The technology and automation recovery system reconstruct RAID data and perform reconstruction on multiple drive failure RAIDs with a rate near 100%.
The company recoverd data from bad sectors, even after the defective sectors had been allocated or inaccessible sectors. This allows for complete recovery of data bases, file systems, email exchange or outlook files, and other file formats. However, this technology is a derivative in the data recovery field as it allows for the recovery of RAID systems where more than two or three drives had failed on a storage array, NAS or SAN device.
This technology, according to James Grcic, MD of CSSI, "allows us to reconstruct RAID systems that used to take us weeks … that now by analysing the RAID structure and automating the procedure, can be reduced to days, or in some cases hours through a unique intelligent way of calculated the sequence, structure and parity data algorithm of the failed devices and reconstructing the data even from defective sectors, that results in a perfect recovery of files, folders and the data volumes."
The method has been under development for just over two years with the understanding of the many different RAID settings, configurations and vendor specific RAID technology, algorithms and configurations, data can now be recovered with about a 40% cost saving and can be completed in 60% to 80% less time than the usual weeks it took to recover from RAID failures, and in most cases could not be even guaranteed.

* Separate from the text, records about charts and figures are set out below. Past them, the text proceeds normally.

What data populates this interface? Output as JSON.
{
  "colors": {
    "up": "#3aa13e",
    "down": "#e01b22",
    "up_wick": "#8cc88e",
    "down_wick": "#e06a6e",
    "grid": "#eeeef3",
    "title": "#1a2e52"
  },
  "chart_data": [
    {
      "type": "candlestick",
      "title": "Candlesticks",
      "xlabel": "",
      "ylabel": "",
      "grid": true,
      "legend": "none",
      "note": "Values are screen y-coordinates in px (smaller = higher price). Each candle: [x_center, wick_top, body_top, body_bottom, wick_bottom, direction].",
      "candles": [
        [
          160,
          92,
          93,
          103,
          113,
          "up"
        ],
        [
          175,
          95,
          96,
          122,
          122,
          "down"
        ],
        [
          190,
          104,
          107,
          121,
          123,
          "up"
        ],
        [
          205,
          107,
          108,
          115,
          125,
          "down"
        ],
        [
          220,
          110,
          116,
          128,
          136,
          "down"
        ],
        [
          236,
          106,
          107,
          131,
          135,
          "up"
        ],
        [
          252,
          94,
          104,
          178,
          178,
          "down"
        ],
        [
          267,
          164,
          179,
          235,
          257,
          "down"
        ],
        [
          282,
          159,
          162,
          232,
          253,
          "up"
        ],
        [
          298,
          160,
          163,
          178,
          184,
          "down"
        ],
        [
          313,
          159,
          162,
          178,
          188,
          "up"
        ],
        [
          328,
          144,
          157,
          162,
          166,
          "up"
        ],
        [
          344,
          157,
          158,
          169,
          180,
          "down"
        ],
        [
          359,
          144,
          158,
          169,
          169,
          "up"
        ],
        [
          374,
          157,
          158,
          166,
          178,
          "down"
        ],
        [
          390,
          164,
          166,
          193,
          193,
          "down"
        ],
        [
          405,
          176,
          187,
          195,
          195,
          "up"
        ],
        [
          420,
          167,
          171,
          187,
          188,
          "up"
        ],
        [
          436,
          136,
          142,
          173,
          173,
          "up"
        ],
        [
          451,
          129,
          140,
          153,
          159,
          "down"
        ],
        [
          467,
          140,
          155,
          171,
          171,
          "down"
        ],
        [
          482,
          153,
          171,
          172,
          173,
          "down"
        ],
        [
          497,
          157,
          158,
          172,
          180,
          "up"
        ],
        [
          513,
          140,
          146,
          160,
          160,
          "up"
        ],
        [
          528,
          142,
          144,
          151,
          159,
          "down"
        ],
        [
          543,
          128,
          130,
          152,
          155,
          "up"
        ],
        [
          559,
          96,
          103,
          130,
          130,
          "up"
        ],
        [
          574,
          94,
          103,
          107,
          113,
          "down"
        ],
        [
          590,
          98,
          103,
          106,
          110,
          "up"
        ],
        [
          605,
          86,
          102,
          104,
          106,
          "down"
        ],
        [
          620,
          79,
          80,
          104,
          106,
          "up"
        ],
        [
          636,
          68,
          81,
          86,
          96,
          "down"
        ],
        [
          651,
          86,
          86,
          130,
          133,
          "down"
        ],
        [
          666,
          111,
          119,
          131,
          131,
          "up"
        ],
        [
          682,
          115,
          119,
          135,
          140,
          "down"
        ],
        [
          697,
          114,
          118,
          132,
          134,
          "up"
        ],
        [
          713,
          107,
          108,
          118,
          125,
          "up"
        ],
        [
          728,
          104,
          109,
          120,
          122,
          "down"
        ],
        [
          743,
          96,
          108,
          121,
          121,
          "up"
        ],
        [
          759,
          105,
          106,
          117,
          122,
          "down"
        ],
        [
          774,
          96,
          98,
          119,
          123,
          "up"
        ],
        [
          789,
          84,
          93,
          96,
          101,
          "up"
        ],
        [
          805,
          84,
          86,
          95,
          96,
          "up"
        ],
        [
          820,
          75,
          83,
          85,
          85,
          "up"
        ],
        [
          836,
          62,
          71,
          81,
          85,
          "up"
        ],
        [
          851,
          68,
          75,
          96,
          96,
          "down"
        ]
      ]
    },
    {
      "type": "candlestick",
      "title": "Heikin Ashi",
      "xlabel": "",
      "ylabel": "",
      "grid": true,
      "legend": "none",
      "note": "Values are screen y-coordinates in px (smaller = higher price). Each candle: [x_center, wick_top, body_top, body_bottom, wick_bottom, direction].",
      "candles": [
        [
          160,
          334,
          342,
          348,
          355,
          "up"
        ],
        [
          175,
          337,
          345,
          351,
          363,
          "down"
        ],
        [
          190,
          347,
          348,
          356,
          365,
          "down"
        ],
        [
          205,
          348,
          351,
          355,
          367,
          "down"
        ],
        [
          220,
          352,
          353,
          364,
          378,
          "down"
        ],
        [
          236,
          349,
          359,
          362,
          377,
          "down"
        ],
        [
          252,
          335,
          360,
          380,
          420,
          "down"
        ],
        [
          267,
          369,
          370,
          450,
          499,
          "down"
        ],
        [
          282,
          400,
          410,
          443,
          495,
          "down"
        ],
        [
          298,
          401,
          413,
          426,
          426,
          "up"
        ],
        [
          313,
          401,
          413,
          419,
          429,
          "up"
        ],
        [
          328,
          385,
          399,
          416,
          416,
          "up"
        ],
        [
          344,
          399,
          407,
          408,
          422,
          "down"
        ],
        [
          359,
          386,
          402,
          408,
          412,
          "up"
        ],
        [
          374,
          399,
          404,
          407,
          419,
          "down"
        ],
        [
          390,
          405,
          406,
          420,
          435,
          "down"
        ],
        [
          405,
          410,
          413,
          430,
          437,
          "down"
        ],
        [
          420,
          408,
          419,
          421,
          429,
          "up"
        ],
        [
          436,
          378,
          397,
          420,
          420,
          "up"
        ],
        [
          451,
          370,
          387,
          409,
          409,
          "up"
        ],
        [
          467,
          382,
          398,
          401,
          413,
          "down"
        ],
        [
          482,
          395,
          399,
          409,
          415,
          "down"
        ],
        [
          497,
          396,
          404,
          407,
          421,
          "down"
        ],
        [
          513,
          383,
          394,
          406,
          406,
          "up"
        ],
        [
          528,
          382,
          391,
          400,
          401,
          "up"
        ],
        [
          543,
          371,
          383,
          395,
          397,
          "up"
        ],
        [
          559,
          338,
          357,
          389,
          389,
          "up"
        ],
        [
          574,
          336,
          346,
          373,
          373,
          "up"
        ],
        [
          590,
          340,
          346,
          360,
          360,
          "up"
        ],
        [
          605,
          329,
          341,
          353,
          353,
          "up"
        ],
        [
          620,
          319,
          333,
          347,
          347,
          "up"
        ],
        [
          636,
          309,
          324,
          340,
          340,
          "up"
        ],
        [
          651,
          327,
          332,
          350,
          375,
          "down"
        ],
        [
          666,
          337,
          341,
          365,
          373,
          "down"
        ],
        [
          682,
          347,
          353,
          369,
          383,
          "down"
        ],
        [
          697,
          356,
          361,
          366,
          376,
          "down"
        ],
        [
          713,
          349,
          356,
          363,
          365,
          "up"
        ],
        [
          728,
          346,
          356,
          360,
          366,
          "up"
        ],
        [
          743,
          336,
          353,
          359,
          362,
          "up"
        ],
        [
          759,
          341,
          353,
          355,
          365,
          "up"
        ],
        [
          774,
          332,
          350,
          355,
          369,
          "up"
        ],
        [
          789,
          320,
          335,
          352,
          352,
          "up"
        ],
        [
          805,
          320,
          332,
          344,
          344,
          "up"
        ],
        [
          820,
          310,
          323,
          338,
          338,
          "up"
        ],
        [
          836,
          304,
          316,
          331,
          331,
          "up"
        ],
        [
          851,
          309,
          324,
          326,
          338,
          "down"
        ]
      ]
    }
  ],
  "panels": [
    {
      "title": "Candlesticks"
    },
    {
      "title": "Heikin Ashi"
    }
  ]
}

All clients in 2012 that had failed RAIDs and requested a recovery have had 100% success with this new technology. In some cases the drives had mechanically failed and with the companies lab facilities and systems allowed the recovery of data from the damaged platters, failed heads or from hard drive crashes which then was reassembled, RAID configurations synchronised and the corrupted data was reconstructed each time.
The company is focused on R&D projects to improve recovery methods on SSDs, which CSSI currently has an estimated 75%-80% success rate. It however confirms that the reliability of SSDs is in the region of about 100-150 times more reliable that conventional HDDs, as the return rate is only a fraction of a percentage point in South Africa as measured over the past 12 months.